How is it possible that my baby girl will be 25 years old tomorrow? I know you know this, but I just have to type it: THAT’S A QUARTER CENTURY! Is it possible I missed a science class in high school that taught us about the physics of parental aging – that we age at a significantly slower rate than that of our children? Please say it’s true.

In 2000, ISTS didn’t have a corporate website or access to the internet. Email was still new and exciting, functioning alongside its cousin – the dependable fax machine. By the time my daughter was five, we were just going digital and continued to receive thousands and thousands of scholarship applications in the mail. We were one of the post office’s most active clients in Nashville, TN.

When we bought portable phones and could walk several feet from the docking station, we all felt so technically advanced! I Googled it and the world population then was around 4.5billion – now we are at 8.2billion! By 2010, we had the first iPad and Mark Zuckerberg was Time magazine’s Person of the Year (and looked about 15). Some of us were waiting with bated breath for the next Harry Potter movie.

Ah, aging. Ok, I’m going to calm down and share a few additional personal reflections. I’ve gone from asking the kids who they were hanging out with (and then verifying) to asking them how their jobs are and what they think about this and that.
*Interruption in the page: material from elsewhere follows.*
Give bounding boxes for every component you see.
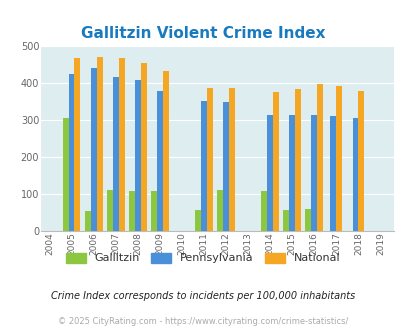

I no longer worry about them driving home from a late party but instead, respond to them when I’m out after 10pm: “Mom, are you all home yet?” Instead of Santa, we took a family trip; and after years of family dinner every night, now we schedule the occasional dinner together with significant others (and eating in front of the TV is no longer a ‘no-no’).

Twenty-five years. Wow! As I think about the next quarter century, I’m excited to see what all my kids and co-workers will be doing. I’m also researching the passage of time, hoping to find that article on the physics of parental aging, because don’t the parents deserve that?